Tuesday 23 May 2023

The Life of Akira Yoshizawa, the Grandmaster of Origami

                                                          AKIRA YOSHIZAWA 吉澤 章

Akira Yoshizawa was an origamist highly regarded as the Grandmaster of origami. He is credited for raising origami from a craft to a living art. He used to believe that folding an origami model in the air would surround the creation with life!


Yoshizawa was born on the 14th of March, 1911, in Kaminokawa, Japan, to the family of a dairy farmer. As a child, he used to take pleasure in teaching himself origami. He moved into a factory job in Tokyo when he was only 13 years old. His passion for origami was rekindled in his early twenties when he was promoted from a factory worker to a technical draftsman. He was to teach geometry to junior employees. Here, Yoshizawa used the traditional art of origami to understand and communicate geometrical problems.

In 1937, Yoshizawa left his factory job to pursue his passion, origami, full-time. His following 20 years were in total poverty; earning his living by selling tsukudani( a preserved Japanese condiment usually made of seaweed). During World War II, Yoshizawa served in the army medical corps. He used to make origami models to cheer up sick patients, but he fell ill during that time and was sent back to Japan. His origami work was included in the 1944 book Origami Shuko by Isao Honda. However, his career was actually launched when his work was included in the January 1952 issue of the magazine Asahi Graph, which included the 12 zodiac signs commissioned by a magazine.

1954 his first monograph, Atarashii Origami Geijutsu ( New Origami Art), was published. In this work, he established the Yoshizawa-Randlett System, a system you will learn about in later posts. This system is widely used by origamists and paper folders. This publication helped Yoshizawa out of his poverty. He founded the International Origami Centre in Tokyo in 1954 when he was 43. Yoshizawa lent many of his own origami models to exhibitions around the world. He never sold his figures, he felt immense pleasure just giving the models as gifts to people or letting exhibitions borrow them.

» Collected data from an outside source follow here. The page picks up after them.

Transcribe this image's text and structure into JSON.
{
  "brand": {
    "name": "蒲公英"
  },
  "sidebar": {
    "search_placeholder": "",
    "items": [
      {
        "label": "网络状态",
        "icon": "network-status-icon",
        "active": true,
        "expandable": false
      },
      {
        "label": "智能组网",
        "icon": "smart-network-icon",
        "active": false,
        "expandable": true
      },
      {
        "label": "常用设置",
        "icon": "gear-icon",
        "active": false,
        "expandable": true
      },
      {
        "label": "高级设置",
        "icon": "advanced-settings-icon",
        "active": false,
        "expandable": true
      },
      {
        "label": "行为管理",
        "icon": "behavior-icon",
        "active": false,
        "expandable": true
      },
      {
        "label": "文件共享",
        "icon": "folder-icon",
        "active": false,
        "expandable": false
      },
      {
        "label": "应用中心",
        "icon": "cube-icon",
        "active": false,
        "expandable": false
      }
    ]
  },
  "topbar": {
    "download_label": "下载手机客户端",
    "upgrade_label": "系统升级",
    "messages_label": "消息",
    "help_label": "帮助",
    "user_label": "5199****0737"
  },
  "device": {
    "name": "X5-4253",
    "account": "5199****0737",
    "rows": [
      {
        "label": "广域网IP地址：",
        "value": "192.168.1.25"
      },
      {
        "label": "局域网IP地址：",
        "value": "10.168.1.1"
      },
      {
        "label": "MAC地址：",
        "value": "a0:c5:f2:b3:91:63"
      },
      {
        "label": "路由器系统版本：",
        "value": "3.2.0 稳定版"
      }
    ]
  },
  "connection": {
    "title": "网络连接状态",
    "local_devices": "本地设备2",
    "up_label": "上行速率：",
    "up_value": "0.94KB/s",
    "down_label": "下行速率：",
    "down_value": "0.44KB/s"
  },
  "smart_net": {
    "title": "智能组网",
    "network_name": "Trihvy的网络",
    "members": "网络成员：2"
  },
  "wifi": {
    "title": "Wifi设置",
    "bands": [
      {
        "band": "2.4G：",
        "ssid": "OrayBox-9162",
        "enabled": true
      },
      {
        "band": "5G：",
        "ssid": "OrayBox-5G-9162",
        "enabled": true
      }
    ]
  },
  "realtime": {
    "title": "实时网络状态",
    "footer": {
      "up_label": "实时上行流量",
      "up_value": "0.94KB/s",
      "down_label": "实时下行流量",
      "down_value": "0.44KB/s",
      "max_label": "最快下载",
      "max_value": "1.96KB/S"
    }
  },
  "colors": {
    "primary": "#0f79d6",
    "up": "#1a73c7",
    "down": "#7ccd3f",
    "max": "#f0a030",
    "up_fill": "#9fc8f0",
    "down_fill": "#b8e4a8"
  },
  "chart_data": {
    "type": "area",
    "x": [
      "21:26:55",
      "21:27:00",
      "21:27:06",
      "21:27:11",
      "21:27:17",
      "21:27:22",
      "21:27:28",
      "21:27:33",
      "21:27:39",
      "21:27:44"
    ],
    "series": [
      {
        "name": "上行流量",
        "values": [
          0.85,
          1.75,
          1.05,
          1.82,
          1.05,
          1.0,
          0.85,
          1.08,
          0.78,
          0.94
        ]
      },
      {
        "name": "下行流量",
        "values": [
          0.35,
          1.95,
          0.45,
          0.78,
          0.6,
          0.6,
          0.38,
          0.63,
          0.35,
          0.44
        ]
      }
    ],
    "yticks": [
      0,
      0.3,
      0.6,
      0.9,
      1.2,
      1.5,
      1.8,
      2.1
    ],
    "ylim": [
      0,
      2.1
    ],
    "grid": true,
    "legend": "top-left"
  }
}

Yoshizawa was the pioneer of many techniques used in origami, but wet-folding is one of his most significant contributions. In wet-folding, you first dampen the paper using water, and then the paper can be manipulated easily, resulting in figures that look aesthetically rounded and curved, a more sculpted look. Wet folding can be used in flashers as well! You put a rubber band on a closed flasher, dip it in water, and leave it out to dry. Then when you open it, it will spring back into the closed position rapidly. He was known to say, " When you fold, the ritual and the act of creation is more important than the final result. When your hands are busy, your heart is serene."

Yoshizawa, at the age of 94, passed away in Itabashi, Tokyo, due to pneumonia complications, leaving a beautiful legacy in the world of origami.